Cuanta más proyección tiene una actividad más ejemplaridad le debería ser exigible, escribe Mikel Mancisidor en DEIA.
LA semana ofrece hasta tres oportunidades de hablar de fútbol sin salir de las páginas de política. Así como cuando uno cae en una tentación es preferible enlodarse hasta el fondo antes de comprometerse con el propósito de enmienda, así voy a comentar no una ni dos sino las tres historias.

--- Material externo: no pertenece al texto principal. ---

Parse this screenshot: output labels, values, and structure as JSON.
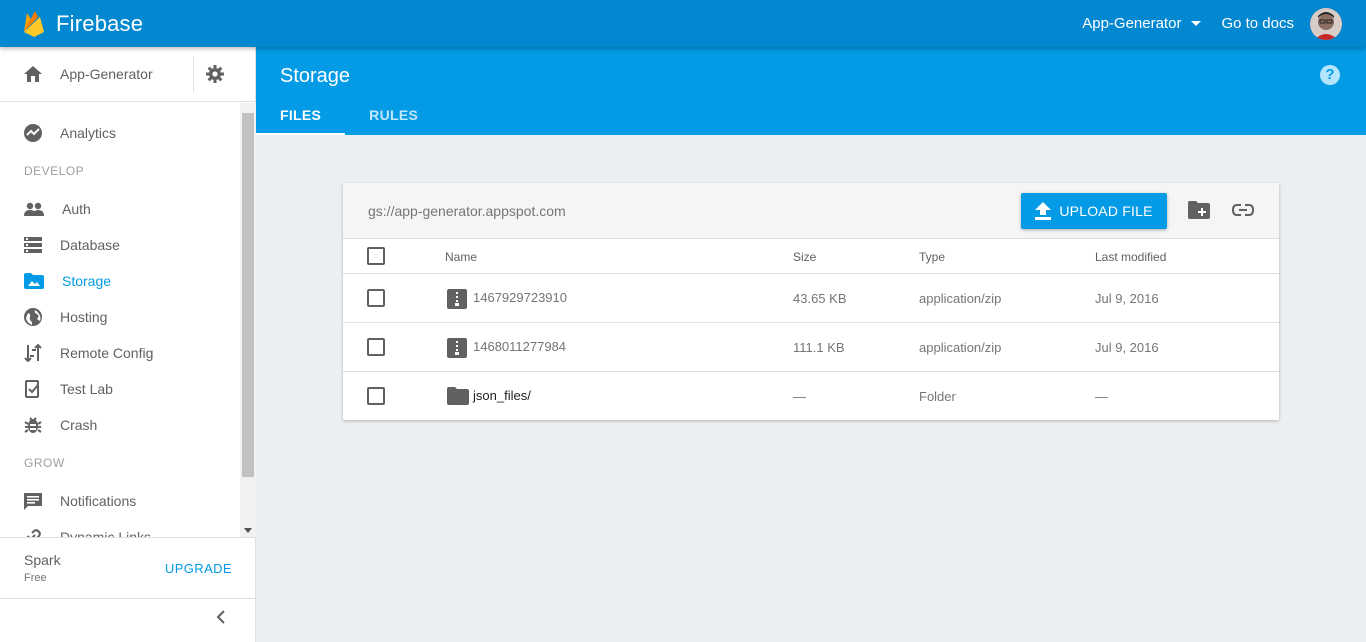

La primera trata del viaje de familiares de jugadores y directivos a las finales de copa. Este caso ilustra hasta qué punto hemos aceptado que el fútbol profesional y su entorno están más allá de las normas generales. La sorpresa con la que los señalados han reaccionado a las críticas es significativa. Las normas sanitarias, según su explicación, son para usted y para mí, son para los trabajadores de la cultura y de los espectáculos, para los hosteleros y los deportistas aficionados, pero no para los familiares de jugadores y directivos a los que se les aplicaría, como a los militares y a los religiosos de tiempos pasados, fuero aparte y jurisdicción propia: los que decida la Federación. La imagen de familiares animando a sus muchachos en Sevilla mientras, por ejemplo, yo no puedo visitar a mi padre que vive a 20 kilómetros es ofensiva. No quiero ni pensar lo que deberían sentir quienes han cerrado sus negocios o han quedado en la calle como resultado de esas normas limitantes que habíamos asumido como necesarias pero que resulta contienen cláusulas de aplicación diferente según grupos de privilegio en cuya cúspide está el fútbol profesional. Cuanta más proyección tiene una actividad más ejemplaridad le debería ser exigible. El efecto desmoralizante de este contraejemplo es desolador y su efecto desvertebrador letal: dinamita la cohesión social cuando más la necesitamos. Los protagonistas –auténticos burladores en Sevilla– deben reconocer el error y pedir perdón de manera tan pública como lo fue el agravio. Las autoridades no pueden mirar hacia otro lado y deben revisar sus capacidades sancionadoras.